ひき板を繊維方向が直交するように積層接着した厚みのある大きな板で、強度のある構造材として使用できます。断熱材・遮熱材を兼ねるため、そのまま外観や内観に現しで使うことができ、木の素材感が感じられる意匠性も評価されています。
欧米では既にCLTを使った高層建築が施工されています。日本でも13年12月にJAS規格が制定され、16年4月にCLT関連の建築基準法告示が公布・施行されたことで、一般利用が本格的にスタートしている。
国産木材の活用支援制度では、CLTを使用することで補助金の加算や採択の優先が設けられている制度もあります。すでに非住宅の構造にCLTを取り入れている住宅会社も少なくありません。
岡山県のライフデザイン・カバヤでは早期からCLTに取り組み、自社の社屋やモデルハウス、集合住宅の建築請負にCLTを採用しています。今年4月にはCLTを用いた工法を提供するFC「日本CLT技術研究所」を発足しました。
同社が普及を図る「オリジナルCLTコア構法」は、構造体全てにCLTパネルを使うのではなく、部分的に効率よく配置することで、まだ価格が高いCLTの使用量を抑えてコストダウンし、専用の接続金物を用いて簡単に構造計算ができるようにしました。
同構法の普及を図り、3年間で40社程度のネットワークを目指すということです。工場で生産・加工するCLTパネルは、大きな面材のため部材点数が少なく、現場での施工が容易で工期が短縮できるというメリットもあります。
一方で、パネル1枚が重く搬入にクレーンが必要なため狭小地には向かない、厚い木の固まりのため現場で加工・調整しにくい、価格がまだ高い等の理由から、住宅用の構造材として普及するにはまだ時間が掛かりそうです。
現状では住宅よりも中大規模木造建築での利用価値が高いと見られるCLTですが、実験的に住宅の構造材として全面的に活用する事例も出てきています。
アキュラホームが今年5月、神奈川の港北展示場でオープンした新モデルハウス「キラクノイエ」は、外壁と屋根、小屋裏床材に5層構造のCLTを使用しています。

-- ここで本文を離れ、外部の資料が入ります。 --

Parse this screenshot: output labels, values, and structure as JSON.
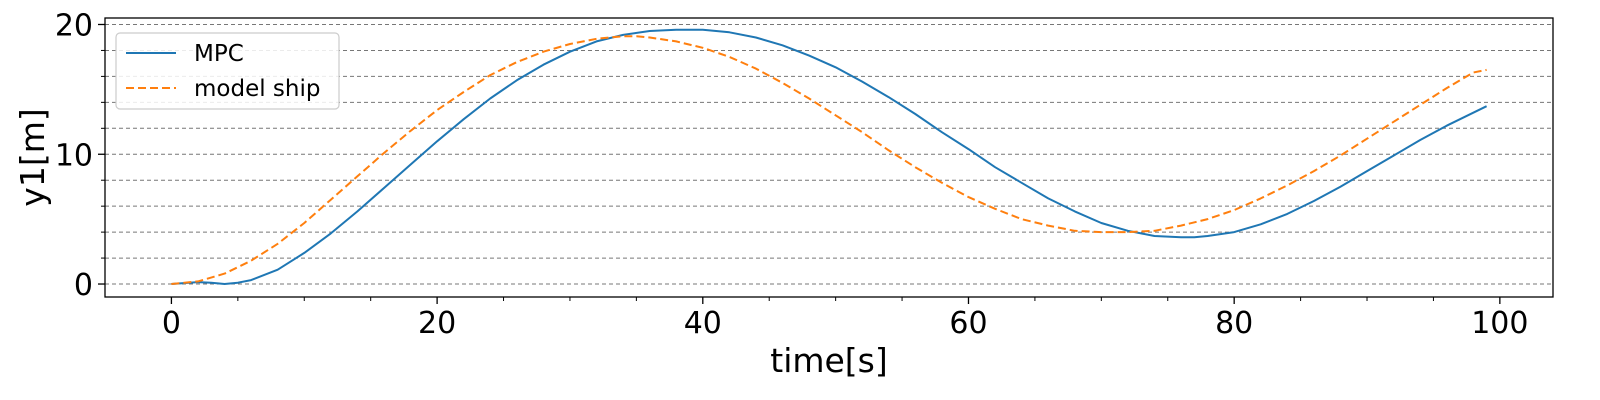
{
  "chart_data": {
    "type": "line",
    "xlabel": "time[s]",
    "ylabel": "y1[m]",
    "xlim": [
      -5,
      104
    ],
    "ylim": [
      -1,
      20.5
    ],
    "xticks": [
      0,
      20,
      40,
      60,
      80,
      100
    ],
    "yticks": [
      0,
      10,
      20
    ],
    "x_minor_step": 5,
    "y_minor_step": 2,
    "grid": "horizontal dashed on major and minor y ticks",
    "legend_position": "upper-left",
    "series": [
      {
        "name": "MPC",
        "color": "#1f77b4",
        "style": "solid",
        "x": [
          0,
          2,
          3,
          4,
          5,
          6,
          8,
          10,
          12,
          14,
          16,
          18,
          20,
          22,
          24,
          26,
          28,
          30,
          32,
          34,
          36,
          38,
          40,
          42,
          44,
          46,
          48,
          50,
          52,
          54,
          56,
          58,
          60,
          62,
          64,
          66,
          68,
          70,
          72,
          74,
          76,
          77,
          78,
          80,
          82,
          84,
          86,
          88,
          90,
          92,
          94,
          96,
          98,
          99
        ],
        "y": [
          0,
          0.15,
          0.1,
          0,
          0.1,
          0.3,
          1.1,
          2.4,
          3.9,
          5.6,
          7.4,
          9.2,
          11.0,
          12.7,
          14.3,
          15.7,
          16.9,
          17.9,
          18.7,
          19.2,
          19.5,
          19.6,
          19.6,
          19.4,
          19.0,
          18.4,
          17.6,
          16.7,
          15.6,
          14.4,
          13.1,
          11.7,
          10.4,
          9.0,
          7.8,
          6.6,
          5.6,
          4.7,
          4.1,
          3.7,
          3.6,
          3.6,
          3.7,
          4.0,
          4.6,
          5.4,
          6.4,
          7.5,
          8.7,
          9.9,
          11.1,
          12.2,
          13.2,
          13.7
        ]
      },
      {
        "name": "model ship",
        "color": "#ff7f0e",
        "style": "dashed",
        "x": [
          0,
          2,
          4,
          6,
          8,
          10,
          12,
          14,
          16,
          18,
          20,
          22,
          24,
          26,
          28,
          30,
          32,
          34,
          35,
          36,
          38,
          40,
          42,
          44,
          46,
          48,
          50,
          52,
          54,
          56,
          58,
          60,
          62,
          64,
          66,
          68,
          70,
          72,
          74,
          76,
          78,
          80,
          82,
          84,
          86,
          88,
          90,
          92,
          94,
          96,
          98,
          99
        ],
        "y": [
          0,
          0.2,
          0.8,
          1.8,
          3.1,
          4.7,
          6.5,
          8.3,
          10.1,
          11.8,
          13.4,
          14.8,
          16.1,
          17.1,
          17.9,
          18.5,
          18.9,
          19.1,
          19.1,
          19.0,
          18.7,
          18.2,
          17.5,
          16.6,
          15.5,
          14.3,
          13.0,
          11.7,
          10.3,
          9.0,
          7.8,
          6.7,
          5.8,
          5.0,
          4.5,
          4.1,
          4.0,
          4.0,
          4.1,
          4.5,
          5.0,
          5.7,
          6.6,
          7.6,
          8.7,
          9.9,
          11.2,
          12.5,
          13.8,
          15.1,
          16.3,
          16.5
        ]
      }
    ]
  }
}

CLTの躯体のみで構造を支えているため、内部は柱や構造壁の無いワンフロアとなっています。内装は構造材をそのまま現しとして、外装はCLTの上に遮熱材とガルバリウム鋼板を施工しています。
モデルハウスは「多様な暮らしの器となる」をテーマとして、小さな3棟の小屋を組み合わせたプランです。アキュラホームでは、この1棟の小屋ユニットを70~80㎡の準規格住宅として販売する計画があります。
CLTの住宅利用の可能性を検証する
SE構法のNCN、ログハウスのアールシーコアを中心に、木材を現しで使用する住宅の普及を促進する「木のいえ一番協会」では、協会内のCLT事業部会の活動の一つとして、CLT低層住宅の実験事業「CLTHUTプロジェクト」を発足し、実験棟を建築して今年6月に公開しました。
NCNが構造設計と専用金物の開発を行い、パネルの生産・加工は銘建工業、現場はアールシーコアのログハウスを施工する職人が担当しました。壁材と屋根材には150mm、床材には210mmのCLTを採用しています。
屋根以外は現しとした内外装の美観を損ねないために、接合金物が表に露出しないように工夫しています。外壁4辺の中央部のパネルで構造を支え、主室の角は二面開放の大きな引き戸とすることで外部デッキとの連続性を持たせ、風雨や日射から外壁を保護するため、2階床と一体の1160mmの深さの庇で周囲を囲むような構造です。階段や玄関ドア、室内ドアもそれぞれ1枚のCLTパネルを削り出して製造しました。
工期は当初の計画よりも長引いたそうですが、こうした改善点の発見は実験棟建築の成果の一つと言えるでしょう。
今後もCLTパネルの経年変化の測定や、室内の熱環境を継続的に観測して、CLTの住宅利用の可能性を検証するということです。